Review Summary: An awesome wave indeed.
The genre of alternative music has been witness to many varying faces and leaders throughout the ages. The ever evolving, expanding and intriguing artistic medium is constantly moving into new norms and standards that seem to come as fast as they seem to go, leaving timeless classics as well as mass amounts of mediocre recordings buried it its seamlessly infinite depths. Some of arguably the most influential artists of the most recent decade have spawned from Alternative music (Arcade Fire and Brand New to name a couple) and while you may or may not like it, it’s almost impossible to deny the genre’s ever growing popularity among mass audiences. With Alt-J’s debut, An Awesome Wave
, the genre might very well have a new innovative ringleader, one which blends tripped out studio inspired psychedelics with above-par musicianship and song-writing, topped off with chilled out, melodic, atmosphere and above all catchy and creative vocals.
There are many aspects of An Awesome Wave
to embrace and enjoy. Alt-J clearly posses an arcane ability to mix many varying as well as interesting parallels into their often heterogeneous yet never overbearing mix. The tracks presented range from reggae inspired, radio-friendly, light-hearted summer anthems such as “Breezeblocks” and “Matilda” to the mind-bending studio savvy of “Fitzpleasure.” For the most part, the songs are carried by group front man Joe Newman’s expressive and peculiar vocal delivery. While Newman’s vocal tone lacks originality it more than makes up for it in his approach which relies on impressive melodies and harmonies that make other comparing vocalists sound mediocre and uninspired by comparison.
The rhythmic portion of the record is headed by Tom Green who seldom fails to make the oftentimes simplistic rhythms entertaining if not all that appalling. Percussion based instruments and trip-hop infused samples generally take precedence over natural drum grooves, which are present if a little a sparse. One of the more captivating aspects of An Awesome Wave
is that it’s often hard to decipher from what is manipulated studio instrumentation and what is real, tangible instrumentation barren of fancy production tricks and while both are present throughout, the former more often than not takes precedence. It’d be a shame if I failed to mention the overall production of this record. To put it simply, it sounds good. Real Good. Every little nook and cranny of An Awesome Wave
swims through aural wavelengths with effortless ease presenting euphoric senses of bliss, which fail to cease throughout the records thirteen tracks.
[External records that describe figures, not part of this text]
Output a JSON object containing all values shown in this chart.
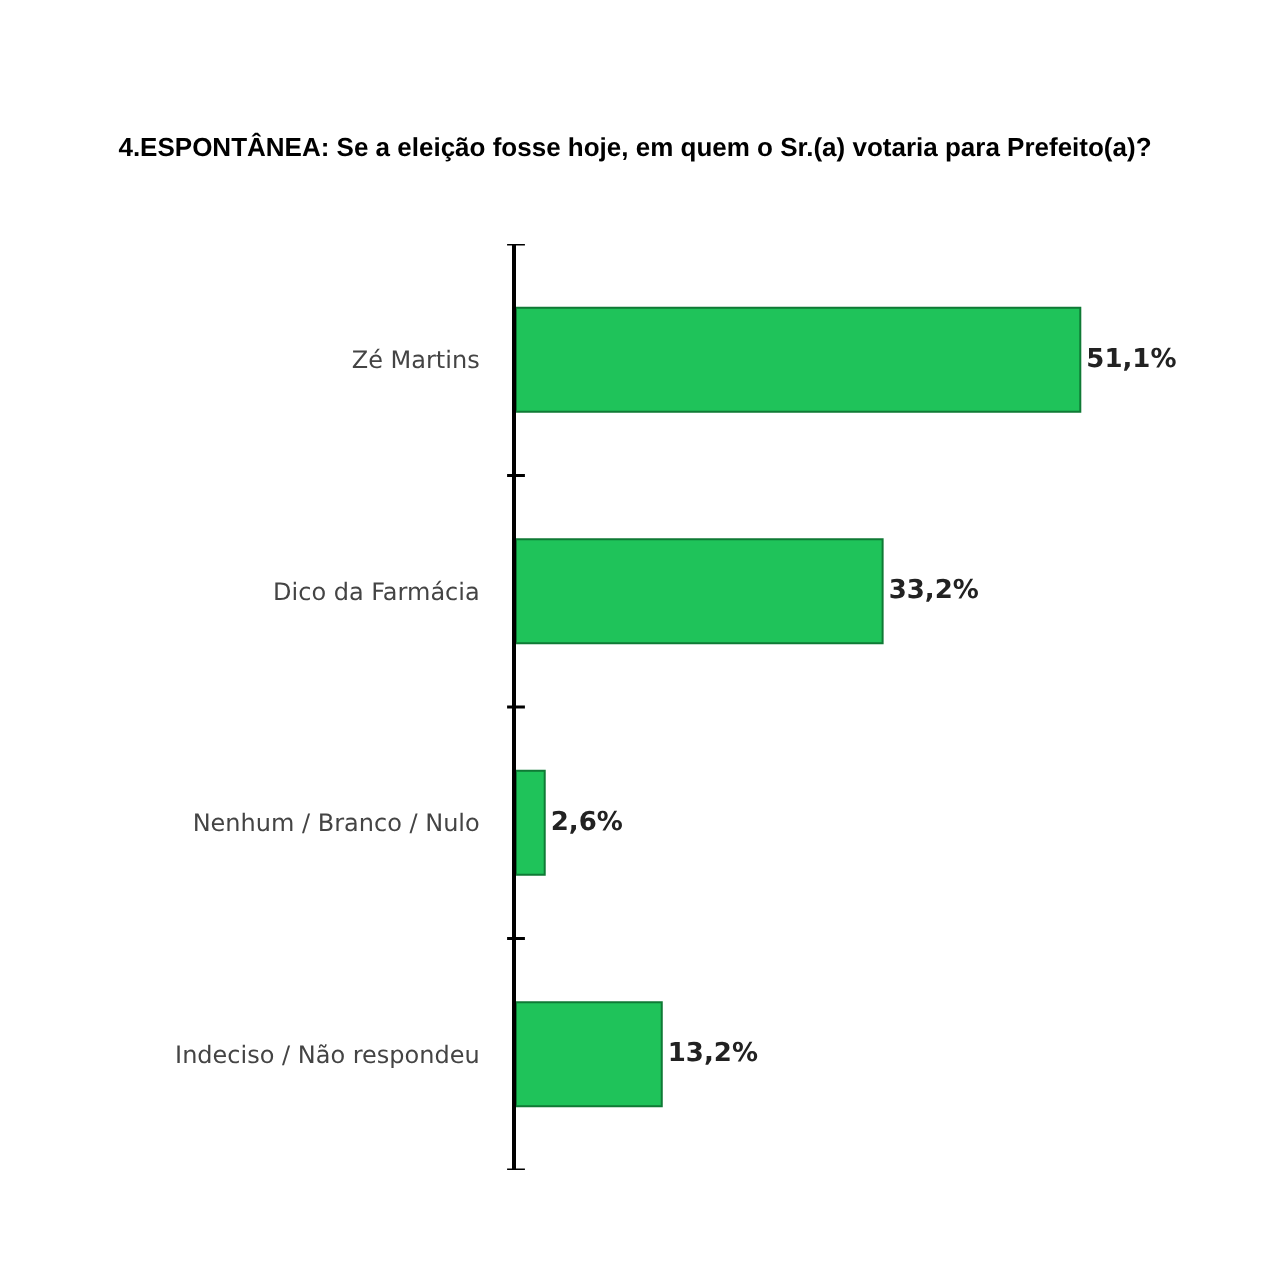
{
  "chart_data": {
    "type": "bar",
    "orientation": "horizontal",
    "title": "4.ESPONTÂNEA: Se a eleição fosse hoje, em quem o Sr.(a) votaria para Prefeito(a)?",
    "categories": [
      "Zé Martins",
      "Dico da Farmácia",
      "Nenhum / Branco / Nulo",
      "Indeciso / Não respondeu"
    ],
    "values": [
      51.1,
      33.2,
      2.6,
      13.2
    ],
    "value_labels": [
      "51,1%",
      "33,2%",
      "2,6%",
      "13,2%"
    ],
    "color": "#1fc35a"
  }
}
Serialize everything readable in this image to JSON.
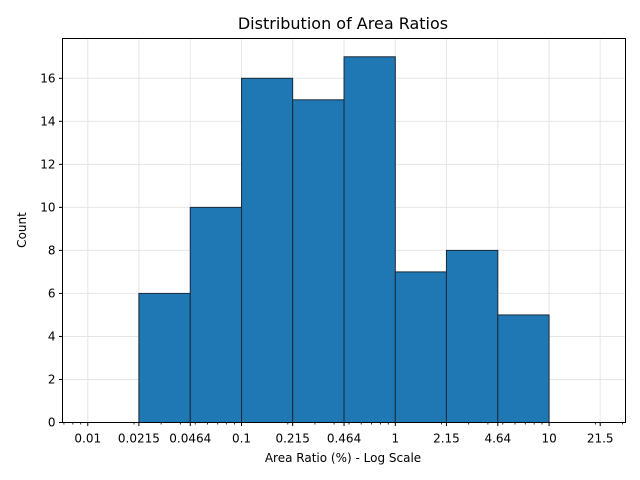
{
  "chart_data": {
    "type": "bar",
    "title": "Distribution of Area Ratios",
    "xlabel": "Area Ratio (%) - Log Scale",
    "ylabel": "Count",
    "x_scale": "log",
    "bin_edges": [
      0.01,
      0.0215,
      0.0464,
      0.1,
      0.215,
      0.464,
      1,
      2.15,
      4.64,
      10,
      21.5
    ],
    "counts": [
      0,
      6,
      10,
      16,
      15,
      17,
      7,
      8,
      5,
      0
    ],
    "xlim": [
      0.00685,
      31.4
    ],
    "ylim": [
      0,
      17.85
    ],
    "x_ticks": [
      "0.01",
      "0.0215",
      "0.0464",
      "0.1",
      "0.215",
      "0.464",
      "1",
      "2.15",
      "4.64",
      "10",
      "21.5"
    ],
    "y_ticks": [
      "0",
      "2",
      "4",
      "6",
      "8",
      "10",
      "12",
      "14",
      "16"
    ],
    "grid": true,
    "colors": {
      "bar": "#1f77b4",
      "edge": "#1a2a3a",
      "grid": "#e6e6e6"
    }
  }
}
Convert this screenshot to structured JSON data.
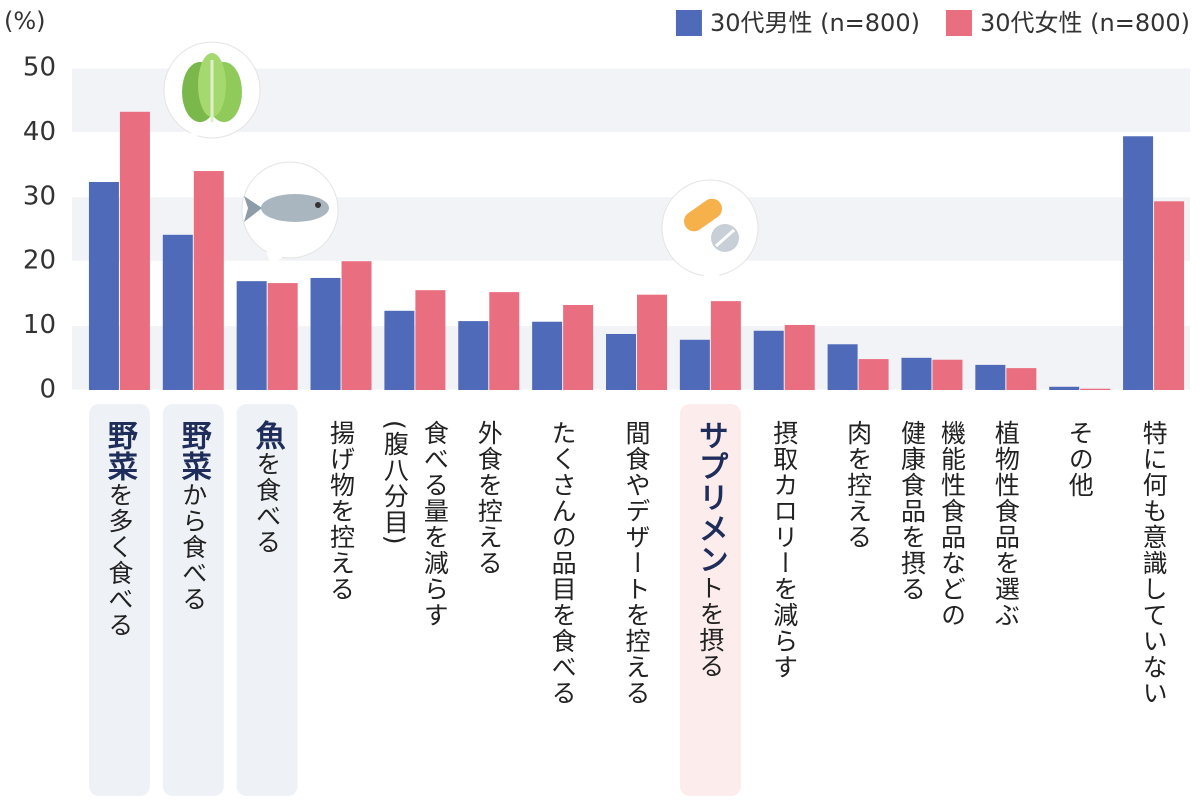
{
  "chart_data": {
    "type": "bar",
    "y_unit_label": "(%)",
    "categories": [
      "野菜を多く食べる",
      "野菜から食べる",
      "魚を食べる",
      "揚げ物を控える",
      "食べる量を減らす\n(腹八分目)",
      "外食を控える",
      "たくさんの品目を食べる",
      "間食やデザートを控える",
      "サプリメントを摂る",
      "摂取カロリーを減らす",
      "肉を控える",
      "機能性食品などの\n健康食品を摂る",
      "植物性食品を選ぶ",
      "その他",
      "特に何も意識していない"
    ],
    "series": [
      {
        "name": "30代男性 (n=800)",
        "color": "#4f6ab8",
        "values": [
          32.3,
          24.1,
          16.9,
          17.4,
          12.3,
          10.7,
          10.6,
          8.7,
          7.8,
          9.2,
          7.1,
          5.0,
          3.9,
          0.5,
          39.4
        ]
      },
      {
        "name": "30代女性 (n=800)",
        "color": "#e96f80",
        "values": [
          43.2,
          34.0,
          16.6,
          20.0,
          15.5,
          15.2,
          13.2,
          14.8,
          13.8,
          10.1,
          4.8,
          4.7,
          3.4,
          0.2,
          29.3
        ]
      }
    ],
    "ylim": [
      0,
      50
    ],
    "yticks": [
      0,
      10,
      20,
      30,
      40,
      50
    ],
    "grid": true,
    "legend": "top-right"
  }
}
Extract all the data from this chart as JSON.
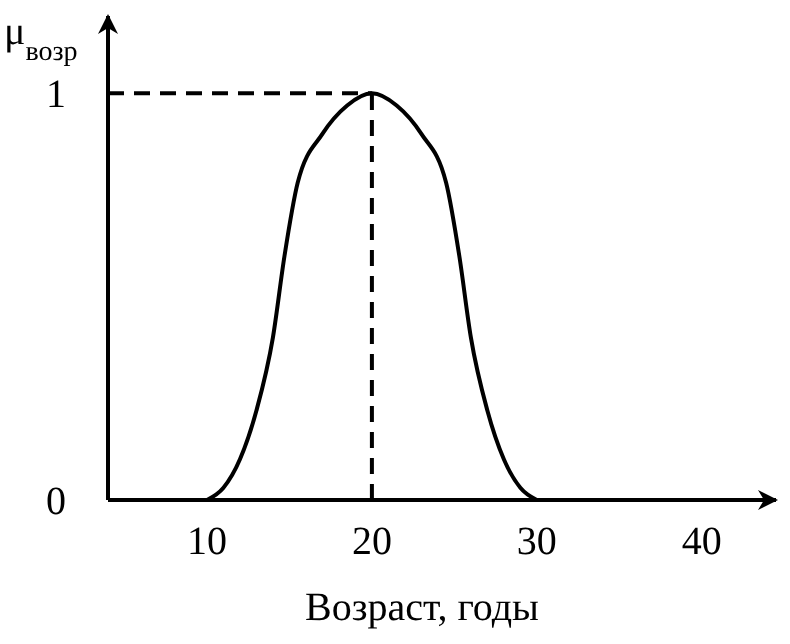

While the album as a whole is cohesive and entertaining, it barely pushes outside of its comfort zone, giving the overall impression of the record something minute, yet ever so present to be desired. While songs like the aforementioned “Breezeblocks” keeps things fresh and original, the album can get a bit banal and predictable especially through the record’s middle stretch. Regardless, debut offerings are rarely more original and exciting than what Alt-J have achieved with their freshman offering An Awesome Wave
. While Alt-J’s debut failed to gain much of a broad range of recognition among its initial release, the band has gradually been accumulating momentum and a widening fan-base thanks to worldwide festival appearances (the immensely popular Bonnaroo for instance) as well as ever-increasing radio airtime. Alt-J’s sound is as fresh as it is cool all while retaining a comfortable sense of familiarity whilst keeping things interesting during the albums brief forty-one minutes of run time. Only post studio offerings will be enough to tell for certain but if An Awesome Wave
is of any indication of what’s to come from this talented group, the future for them as well as the entire genre of Alternative music remains as bright as it’s been in some time.